Who I am as a friend? For me, I am the type of friend that will do everything just to have a close relationship with my friends. I am the type of friend that always wants a surprise. I know how to payback. (Not in financial, well I admit it.) What I mean is I know how to pay back, like favor and other concerns. I always want my friends to be happy that’s why I always tell silly jokes, make funny faces, clumsiness, and singing out of the tune. I want my friends happy. Sometimes I treat them also if I have extra money. I want to make each moment perfect. Share laughter, tears, failure and success. In this way you can make your relationship much stronger.

I also have friends. (Of course) My group of my friends was not perfect. We also have problems and we also feels annoyed if we don’t like the way they talked or acted. I am the type of friend that once you have said something and I feel offended on the words or terms they use to describe me, that word/term will never leave my brain on thinking. I always did. Let me share you something. These are some of the problem we encounter (every other month/we argues infrequently).
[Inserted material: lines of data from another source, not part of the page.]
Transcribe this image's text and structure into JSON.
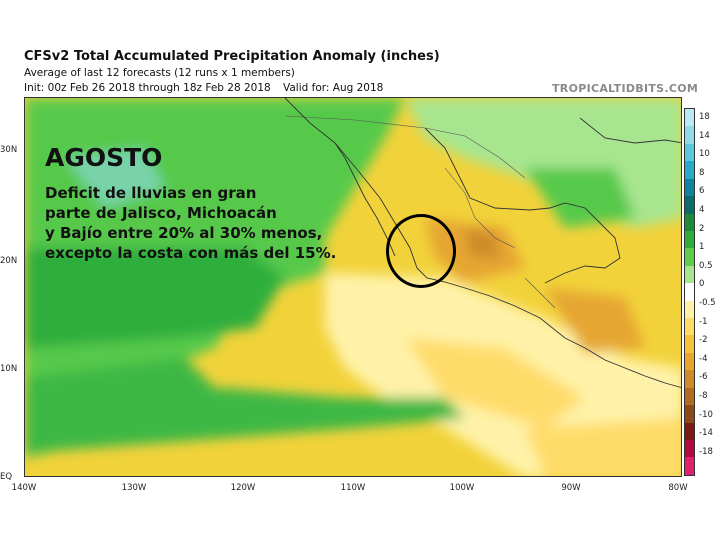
{
  "header": {
    "title": "CFSv2 Total Accumulated Precipitation Anomaly (inches)",
    "subtitle": "Average of last 12 forecasts (12 runs x 1 members)",
    "init": "Init: 00z Feb 26 2018 through 18z Feb 28 2018",
    "valid": "Valid for: Aug 2018",
    "brand": "TROPICALTIDBITS.COM"
  },
  "map": {
    "lat_labels": [
      "30N",
      "20N",
      "10N",
      "EQ"
    ],
    "lon_labels": [
      "140W",
      "130W",
      "120W",
      "110W",
      "100W",
      "90W",
      "80W"
    ]
  },
  "colorbar": {
    "labels": [
      "18",
      "14",
      "10",
      "8",
      "6",
      "4",
      "2",
      "1",
      "0.5",
      "0",
      "-0.5",
      "-1",
      "-2",
      "-4",
      "-6",
      "-8",
      "-10",
      "-14",
      "-18"
    ],
    "colors": [
      "#b8ebf4",
      "#8fdbe8",
      "#5cc7dd",
      "#2aa9c9",
      "#12839e",
      "#0f6b6b",
      "#1f8a3a",
      "#2fae3a",
      "#5fcf4b",
      "#a7e58f",
      "#ffffff",
      "#fff2a8",
      "#ffdc6a",
      "#f5c23e",
      "#e6a630",
      "#cf8a2a",
      "#b36a22",
      "#8c4a18",
      "#7a1c12",
      "#b00a3e",
      "#e0206e"
    ]
  },
  "overlay": {
    "title": "AGOSTO",
    "line1": "Deficit de lluvias en gran",
    "line2": "parte de Jalisco, Michoacán",
    "line3": "y Bajío entre 20% al 30% menos,",
    "line4": "excepto la costa con más del 15%."
  }
}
One of the problem we encounter is that sometimes we didn’t understand each other. Like for example I’ll call my closest friend then we talk very fast to the point that we did not heard very well what we say to each other and later on we will have arguments about that. Another things is that when we are going to school we are always met in one particular place to go altogether to school. But the problem was when some of them come very late and we waited for so long. Another thing is that when we are having good times we did not recognized that some of us was hurt in the words or the way we deliver our words by that the whole time will be serious. Next is when they didn’t understand what’s happening in your life now. And lastly is when some of them asked for a favor and no one granted her favor. This is just a simple problem that easily to solve. So far we didn’t yet encounter too heavy problems in our group.
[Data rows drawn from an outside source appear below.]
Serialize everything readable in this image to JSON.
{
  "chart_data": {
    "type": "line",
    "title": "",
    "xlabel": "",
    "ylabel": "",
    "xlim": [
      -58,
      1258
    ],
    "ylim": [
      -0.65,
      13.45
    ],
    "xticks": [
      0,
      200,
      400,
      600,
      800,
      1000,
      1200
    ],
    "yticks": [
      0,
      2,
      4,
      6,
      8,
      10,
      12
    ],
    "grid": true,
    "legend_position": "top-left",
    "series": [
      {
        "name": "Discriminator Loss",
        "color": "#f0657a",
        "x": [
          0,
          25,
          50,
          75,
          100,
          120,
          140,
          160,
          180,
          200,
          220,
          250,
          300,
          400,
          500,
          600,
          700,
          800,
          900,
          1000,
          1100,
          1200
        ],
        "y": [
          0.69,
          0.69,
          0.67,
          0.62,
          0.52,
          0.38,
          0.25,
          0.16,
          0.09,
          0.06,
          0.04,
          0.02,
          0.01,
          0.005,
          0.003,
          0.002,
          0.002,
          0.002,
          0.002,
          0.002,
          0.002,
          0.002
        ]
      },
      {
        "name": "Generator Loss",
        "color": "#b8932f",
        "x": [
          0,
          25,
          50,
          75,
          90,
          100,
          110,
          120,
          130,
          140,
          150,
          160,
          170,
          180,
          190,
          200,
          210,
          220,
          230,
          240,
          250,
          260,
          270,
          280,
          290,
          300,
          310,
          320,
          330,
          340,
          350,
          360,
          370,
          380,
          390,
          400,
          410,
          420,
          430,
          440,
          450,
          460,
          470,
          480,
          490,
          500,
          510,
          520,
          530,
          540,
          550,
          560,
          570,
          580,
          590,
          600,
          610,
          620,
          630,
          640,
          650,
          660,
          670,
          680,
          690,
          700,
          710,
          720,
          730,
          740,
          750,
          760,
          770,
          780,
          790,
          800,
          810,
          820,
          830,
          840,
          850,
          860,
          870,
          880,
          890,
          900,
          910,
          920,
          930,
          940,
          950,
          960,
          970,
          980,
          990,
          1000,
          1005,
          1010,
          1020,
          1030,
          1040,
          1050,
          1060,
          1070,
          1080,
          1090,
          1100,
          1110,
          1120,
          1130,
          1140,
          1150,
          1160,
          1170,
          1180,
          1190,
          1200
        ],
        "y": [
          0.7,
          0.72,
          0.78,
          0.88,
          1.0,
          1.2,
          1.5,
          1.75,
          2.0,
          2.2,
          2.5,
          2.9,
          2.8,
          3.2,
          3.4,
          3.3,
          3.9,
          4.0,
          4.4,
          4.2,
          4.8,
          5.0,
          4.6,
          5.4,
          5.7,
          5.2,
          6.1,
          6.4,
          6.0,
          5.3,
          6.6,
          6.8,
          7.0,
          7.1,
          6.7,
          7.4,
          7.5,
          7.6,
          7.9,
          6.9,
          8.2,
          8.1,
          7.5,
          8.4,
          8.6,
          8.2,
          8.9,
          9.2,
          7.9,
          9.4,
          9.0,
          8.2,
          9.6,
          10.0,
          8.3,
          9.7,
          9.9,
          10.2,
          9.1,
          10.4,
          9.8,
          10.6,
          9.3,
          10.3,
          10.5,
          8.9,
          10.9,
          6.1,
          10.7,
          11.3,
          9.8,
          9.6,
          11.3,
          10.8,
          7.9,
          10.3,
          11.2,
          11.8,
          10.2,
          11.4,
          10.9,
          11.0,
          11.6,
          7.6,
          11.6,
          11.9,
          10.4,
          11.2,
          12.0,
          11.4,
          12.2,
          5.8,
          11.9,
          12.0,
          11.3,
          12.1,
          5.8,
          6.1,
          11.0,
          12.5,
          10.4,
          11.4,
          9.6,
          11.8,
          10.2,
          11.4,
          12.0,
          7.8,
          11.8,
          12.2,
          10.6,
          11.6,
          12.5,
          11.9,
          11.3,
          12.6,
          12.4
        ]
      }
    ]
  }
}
It’s good when the friends you have right now is easy going, knows how to have fun, can keep secrets, help you in your up’s and downs, honest, never break your trust, doesn’t judge you whether you are fat, thin, black or white (Or whatever they look likes) and the most important qualities I am looking for a friend is that: they will accept me. My real me. That I will never be shy to show the real me. It’s very nice to have a friends that are not easily offended, can ride on in joke time, and never leave you, always have communications when they are apart from you.
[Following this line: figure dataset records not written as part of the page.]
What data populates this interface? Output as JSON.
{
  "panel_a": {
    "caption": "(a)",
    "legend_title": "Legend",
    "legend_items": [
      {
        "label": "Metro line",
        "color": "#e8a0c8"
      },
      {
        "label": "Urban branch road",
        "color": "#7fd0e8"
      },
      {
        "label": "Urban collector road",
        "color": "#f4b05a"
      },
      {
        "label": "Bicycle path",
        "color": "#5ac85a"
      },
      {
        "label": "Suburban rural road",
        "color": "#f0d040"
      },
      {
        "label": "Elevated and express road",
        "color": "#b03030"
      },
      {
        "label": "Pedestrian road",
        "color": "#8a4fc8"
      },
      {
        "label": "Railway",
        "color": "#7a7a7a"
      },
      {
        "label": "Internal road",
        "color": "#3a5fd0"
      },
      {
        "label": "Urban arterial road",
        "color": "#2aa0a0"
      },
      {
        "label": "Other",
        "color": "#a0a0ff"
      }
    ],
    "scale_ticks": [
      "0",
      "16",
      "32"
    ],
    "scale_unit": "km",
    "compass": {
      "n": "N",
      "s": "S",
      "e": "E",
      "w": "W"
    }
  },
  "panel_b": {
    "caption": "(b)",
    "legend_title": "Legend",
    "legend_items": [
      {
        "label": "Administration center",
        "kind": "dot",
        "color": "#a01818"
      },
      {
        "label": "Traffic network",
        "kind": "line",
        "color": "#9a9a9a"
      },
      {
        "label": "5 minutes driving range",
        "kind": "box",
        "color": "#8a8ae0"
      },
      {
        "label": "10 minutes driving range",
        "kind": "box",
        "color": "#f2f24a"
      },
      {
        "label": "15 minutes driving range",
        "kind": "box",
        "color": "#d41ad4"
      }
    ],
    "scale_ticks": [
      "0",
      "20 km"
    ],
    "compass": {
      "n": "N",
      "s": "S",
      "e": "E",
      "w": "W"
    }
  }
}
And now. I think I choose the right friends for me. All the qualities I want is in there. We have the same characteristics that’s why we are having a close relationships. “Birds that has the same feathers flocks together” We accept each other weaknesses and failures, strengths and success. Accept each other negative and positive attitudes. Sharing same ideas, topics and opinions. Sharing different facts and answers. Sharing moments. We’re not perfect, but we became perfect because we love each other more than a friend (just like siblings with different parents) we’re not rich but we accept each other. We love each other unconditionally. They are not bad influence (maybe in half way) but there are more good influence to me. They are God fearing, hard working in schools, does have respect to their parents, they does not using cigarettes or drinking alcohol. They are very perfect and it’s really hard to find again like them. That’s why I will never allow myself to lose them in my life.


I love my friend cheap because we don’t need money to buy expensive things to make us happy instead we need each other to share and make every moment perfect. Quality is more important than quantity. I don’t need a lot of friends because I know some of them are faked. I rather choose quality. A good quality that will last forever. A good quality with a cheapest price.